The last circular I have found is large and elaborate. It was in the Archives and Special Collections at the Amherst College Library in their Porter-Phelps-Huntington Family Papers. (Aside: There is a new book out based on the diaries and letters of a woman of this family. I believe her name was Elizabeth Porter Phelps. The book, if memory can be trusted, was written by Elizabeth Pendergast Carlisle. The book discusses how a white servant girl has a child with a black man who worked nearby in 1810 in Hadley MA. I found this fascinating and the earliest reference I've come across of a white woman with an African American man in New England.) [Editor's note:  the book is Earthbound and Heavenbent: Elizabeth Porter Phelps and Life at Forty Acres (1747-1817) by Elizabeth Pendergast Carlisle, Scribners, 2004]

This third circular states that "Dr. J. P. Mann has had thirty-nine years' experience (eighteen in New York City) in the treatment of deformities. He graduated from the Geneva Medical College in 1842 and moved to NYC sometime after 1855 as far as I can determine.
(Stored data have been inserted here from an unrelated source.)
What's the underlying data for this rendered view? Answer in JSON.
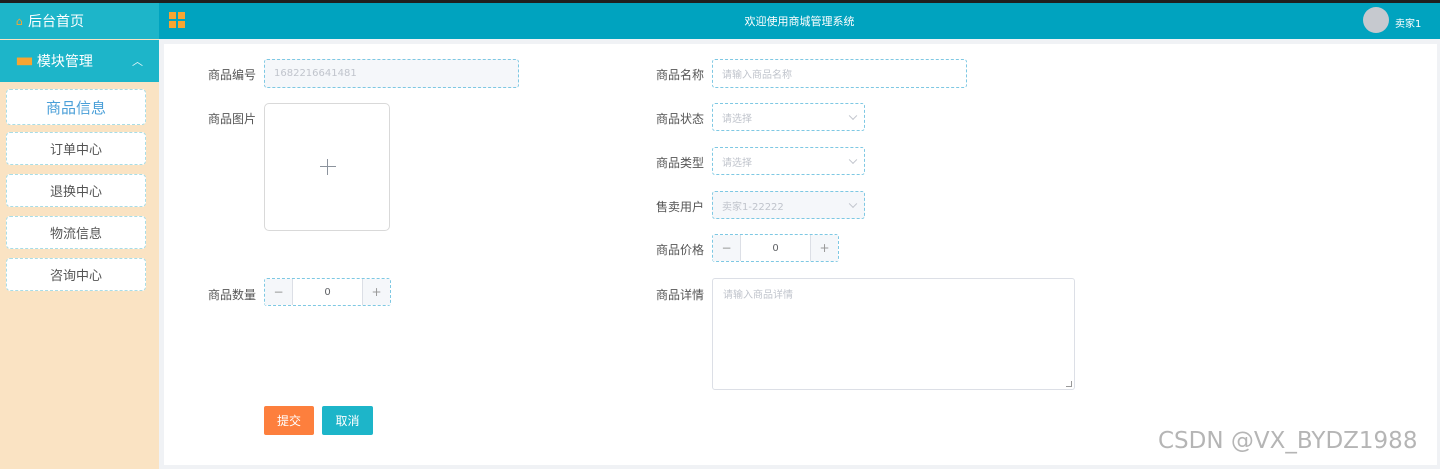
{
  "sidebar": {
    "home_label": "后台首页",
    "module_label": "模块管理",
    "items": [
      {
        "label": "商品信息",
        "active": true
      },
      {
        "label": "订单中心"
      },
      {
        "label": "退换中心"
      },
      {
        "label": "物流信息"
      },
      {
        "label": "咨询中心"
      }
    ]
  },
  "header": {
    "title": "欢迎使用商城管理系统",
    "username": "卖家1"
  },
  "form": {
    "product_no": {
      "label": "商品编号",
      "value": "1682216641481"
    },
    "product_name": {
      "label": "商品名称",
      "placeholder": "请输入商品名称"
    },
    "product_image": {
      "label": "商品图片"
    },
    "product_status": {
      "label": "商品状态",
      "placeholder": "请选择"
    },
    "product_type": {
      "label": "商品类型",
      "placeholder": "请选择"
    },
    "seller": {
      "label": "售卖用户",
      "value": "卖家1-22222"
    },
    "price": {
      "label": "商品价格",
      "value": "0"
    },
    "quantity": {
      "label": "商品数量",
      "value": "0"
    },
    "details": {
      "label": "商品详情",
      "placeholder": "请输入商品详情"
    }
  },
  "buttons": {
    "submit": "提交",
    "cancel": "取消"
  },
  "stepper_symbols": {
    "minus": "−",
    "plus": "+"
  },
  "watermark": "CSDN @VX_BYDZ1988",
  "colors": {
    "header": "#00a3bf",
    "sidebar_accent": "#1db5c9",
    "sidebar_bg": "#fae3c3",
    "submit": "#fd7f3d",
    "cancel": "#1db5c9"
  }
}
So that makes the date of this brochure anytime between 1873-1881. Here he has two addresses 133 West 41st Street, NYC where he "...has established offices and reception days..." Monday and Saturday A.M. and at 1202 Washington Street, Boston, Tuesday and Wednesday A. M.

This circular features dozens of before/after pictures that text assures us are "...from photographs taken from life." The references of abolitionists are gone, replaced by copious testimonials of those cured of "spinal curvature, club feet, hip disease, contracted knee joints and short limb."

Enid1

Notes:

1. Correspondence, Enid Mastrianni to Afrolumens Project, June 6, 2004.